Repetition of tetracycline resistance determinant genes on R plasmid pRSD1 in Escherichia coli

Abstract

The 30 megadalton (Mdal)-conjugative, fi- plasmid pRSD1 determines inducible tetracycline resistance (Tc) in Escherichia coli. As shown by restriction analysis, a 3.5 Mdal-EcoRI fragment of pRSD1 spliced into the small plasmid pRSD2124 comprises the entire Tc determinant (tet) region. A restriction map of pRSD1 is presented which includes the location of the tet region and of an "underwound" loop not related to Tc (Burkardt et al., 1978). Selective amplification of tet genes is demonstrated by three lines of evidence. (i) The resistance level of cell harbouring pRSD1 increases approximately tenfold by induction with 10 microgram/ml of tetracycline. Further growth in the presence of 100 microgram/ml of the drug ("tetracycline stress") selects for cells with even higher resistance levels (about 300 microgram/ml) in rec+ cells. In a recA strain, a smaller proportion of cells attains these high resistance levels suggesting the involvement of host recombination. (ii) Electron micrographs of pRSD1-DNA isolated from tetracycline-stressed cells reveal a heterogeneous population of circular DNA molecules ranging between 1.7 and 21.6 micron.

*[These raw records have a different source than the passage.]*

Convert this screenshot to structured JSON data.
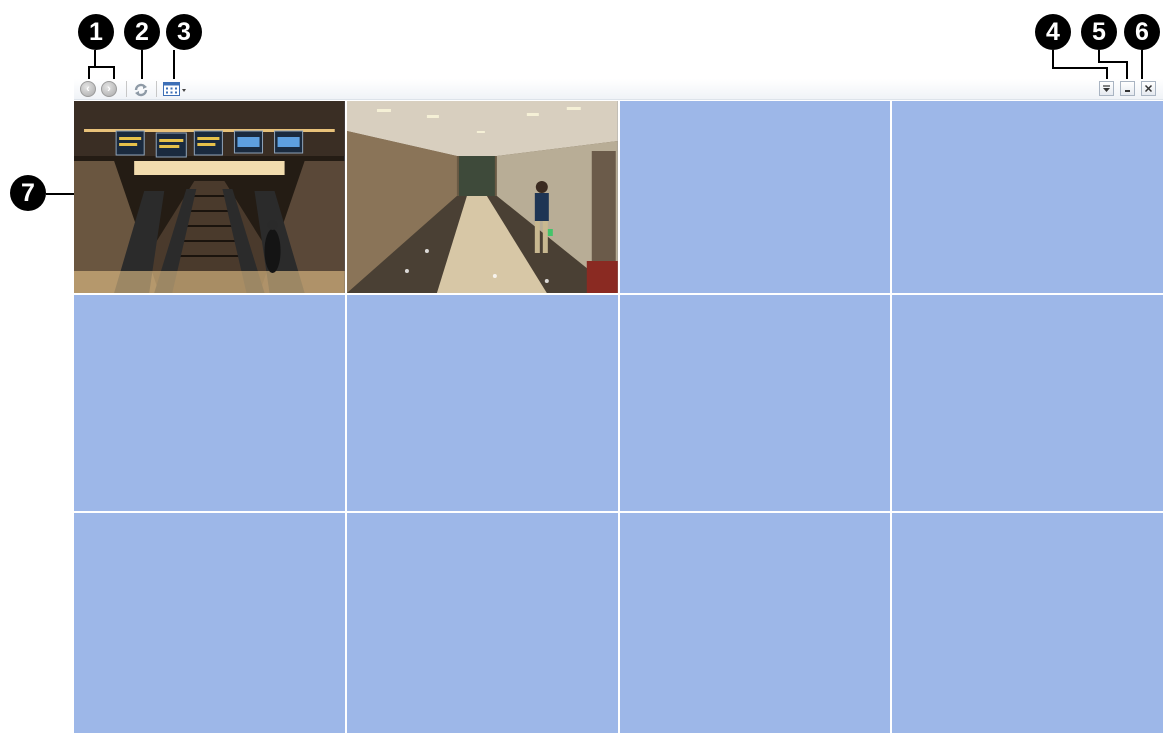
{
  "callouts": [
    "1",
    "2",
    "3",
    "4",
    "5",
    "6",
    "7"
  ],
  "toolbar": {
    "icons": [
      "back-arrow-icon",
      "forward-arrow-icon",
      "refresh-icon",
      "layout-grid-icon",
      "dropdown-menu-icon",
      "minimize-icon",
      "close-icon"
    ]
  },
  "grid": {
    "columns": 4,
    "rows_visible": 3,
    "empty_cell_color": "#9db7e8",
    "cells": [
      {
        "feed": "escalators"
      },
      {
        "feed": "corridor"
      },
      {
        "feed": "empty"
      },
      {
        "feed": "empty"
      },
      {
        "feed": "empty"
      },
      {
        "feed": "empty"
      },
      {
        "feed": "empty"
      },
      {
        "feed": "empty"
      },
      {
        "feed": "empty"
      },
      {
        "feed": "empty"
      },
      {
        "feed": "empty"
      },
      {
        "feed": "empty"
      }
    ]
  }
}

The distribution of contour lengths shows a discrete pattern ascribed to the presence of autonomous single- and multiple-copy Tc determinants and to intact plasmids containing zero to six tet regions in tandem repeats. (iii) This interpretation is supported by heteroduplex and restriction analyses which demonstrate the presence of multiple copies of the 3.5 Mdal-element encompassing the tet region in pRSD1 molecules selected by tetracycline stress. It has been concluded that gene amplification leading to tandem repetition of the tet region ensues in pRSD1. Such plasmids confer increased tetracycline resistance and can, thefore, be selected by high doses of the drug.